2018 marks the 210th anniversary of Friedrich Wilhelm von Thiersch's doctorate. When Thiersch celebrated the 50th anniversary of his doctorate on 18 June 1858, he received a cup made of gold-ruby glass with the following three inscriptions:
Dem Jubiläumsdoktor Heil. 1858.
(Best wishes to the jubilee doctor.)
Dignum laude virum Musa vetat mori.
(Horaz, Carmina 4,8,28, English: "The Muse forbids the man who is worthy of honour to die.")
Ei de tis olbos en anthropoisin, aneu kamatou ou phainetai.
(Pindar, 12th Pythian ode, English: "But if there be any bliss among men, without labour it is not made manifest", meaning that even if you are blessed with fortune you will have to work hard.)
Gold-ruby glasses were very popular from the end of the 17th century to the end of the 19th century, and the cup is a particularly splendid specimen. It was handed to the Division of Personal Papers of the Department of Manuscripts and Rare Books of the Bayerische Staatsbibliothek by Dr. Elke Michel-Blagrave, who had received it from private ownership.

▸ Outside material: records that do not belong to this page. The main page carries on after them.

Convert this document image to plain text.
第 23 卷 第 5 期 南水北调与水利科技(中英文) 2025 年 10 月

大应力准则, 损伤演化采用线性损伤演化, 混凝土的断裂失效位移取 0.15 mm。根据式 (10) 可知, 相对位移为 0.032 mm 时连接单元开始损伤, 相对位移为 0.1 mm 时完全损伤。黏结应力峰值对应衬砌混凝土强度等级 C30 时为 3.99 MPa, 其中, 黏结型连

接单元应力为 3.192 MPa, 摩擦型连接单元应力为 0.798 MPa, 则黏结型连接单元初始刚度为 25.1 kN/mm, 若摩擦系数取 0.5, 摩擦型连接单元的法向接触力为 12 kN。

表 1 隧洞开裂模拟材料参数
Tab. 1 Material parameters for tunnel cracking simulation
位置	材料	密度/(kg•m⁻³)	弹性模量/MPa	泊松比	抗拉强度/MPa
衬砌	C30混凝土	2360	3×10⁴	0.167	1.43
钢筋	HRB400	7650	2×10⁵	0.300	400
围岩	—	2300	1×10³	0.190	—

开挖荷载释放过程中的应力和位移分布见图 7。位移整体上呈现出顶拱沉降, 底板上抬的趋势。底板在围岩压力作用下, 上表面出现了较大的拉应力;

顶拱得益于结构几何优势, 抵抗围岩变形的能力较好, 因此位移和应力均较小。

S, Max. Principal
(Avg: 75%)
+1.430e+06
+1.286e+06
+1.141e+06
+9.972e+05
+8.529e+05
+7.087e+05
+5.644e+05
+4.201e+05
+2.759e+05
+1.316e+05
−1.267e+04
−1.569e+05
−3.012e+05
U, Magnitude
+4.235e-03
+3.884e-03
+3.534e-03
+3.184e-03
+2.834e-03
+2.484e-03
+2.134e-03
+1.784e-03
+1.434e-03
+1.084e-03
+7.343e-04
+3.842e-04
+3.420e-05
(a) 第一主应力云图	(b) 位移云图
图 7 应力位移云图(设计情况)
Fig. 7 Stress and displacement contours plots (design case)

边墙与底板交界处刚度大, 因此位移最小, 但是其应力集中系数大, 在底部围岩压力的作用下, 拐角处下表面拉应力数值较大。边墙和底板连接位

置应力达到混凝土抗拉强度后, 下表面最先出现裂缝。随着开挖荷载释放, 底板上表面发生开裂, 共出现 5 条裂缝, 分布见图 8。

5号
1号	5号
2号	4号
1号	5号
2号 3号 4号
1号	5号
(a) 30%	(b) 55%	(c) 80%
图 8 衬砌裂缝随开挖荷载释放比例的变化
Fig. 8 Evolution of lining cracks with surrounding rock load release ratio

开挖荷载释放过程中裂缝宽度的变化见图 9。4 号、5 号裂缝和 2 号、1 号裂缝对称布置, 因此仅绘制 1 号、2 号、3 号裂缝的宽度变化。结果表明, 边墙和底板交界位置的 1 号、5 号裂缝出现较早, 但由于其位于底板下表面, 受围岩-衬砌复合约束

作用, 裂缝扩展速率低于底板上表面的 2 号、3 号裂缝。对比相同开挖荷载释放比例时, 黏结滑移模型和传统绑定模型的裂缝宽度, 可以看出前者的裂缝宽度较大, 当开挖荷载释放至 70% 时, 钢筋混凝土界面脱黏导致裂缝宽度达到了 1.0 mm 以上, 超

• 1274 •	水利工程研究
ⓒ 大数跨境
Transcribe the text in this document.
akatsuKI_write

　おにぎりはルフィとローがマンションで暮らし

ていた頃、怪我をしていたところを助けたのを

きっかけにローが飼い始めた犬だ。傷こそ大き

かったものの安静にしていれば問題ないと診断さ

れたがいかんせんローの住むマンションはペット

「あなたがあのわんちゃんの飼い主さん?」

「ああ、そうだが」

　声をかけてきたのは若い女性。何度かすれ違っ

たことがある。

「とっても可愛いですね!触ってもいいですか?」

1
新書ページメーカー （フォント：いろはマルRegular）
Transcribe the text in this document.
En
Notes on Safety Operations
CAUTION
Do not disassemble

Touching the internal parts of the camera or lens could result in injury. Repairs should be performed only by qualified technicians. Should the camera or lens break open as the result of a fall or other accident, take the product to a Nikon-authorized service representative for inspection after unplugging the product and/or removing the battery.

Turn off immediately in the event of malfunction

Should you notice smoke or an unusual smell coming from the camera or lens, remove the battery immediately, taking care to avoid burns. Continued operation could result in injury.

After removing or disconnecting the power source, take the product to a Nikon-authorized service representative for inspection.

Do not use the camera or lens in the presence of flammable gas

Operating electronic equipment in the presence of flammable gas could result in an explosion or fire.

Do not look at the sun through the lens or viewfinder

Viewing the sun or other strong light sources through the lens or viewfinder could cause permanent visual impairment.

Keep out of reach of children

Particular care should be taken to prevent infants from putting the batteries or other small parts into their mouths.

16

Thus, a further item has been added to enrich the personal estate of Friedrich Wilhelm von Thiersch (call number: Thierschiana I). With regard to content, Thiersch's personal papers form part of the most important collections of the 19th century. In 38 boxes, there are: manuscripts of his works and of lectures, collection of extracts from various works, personal items and materials on the history of his life, diaries and letters from and to Friedrich Wilhelm von Thiersch.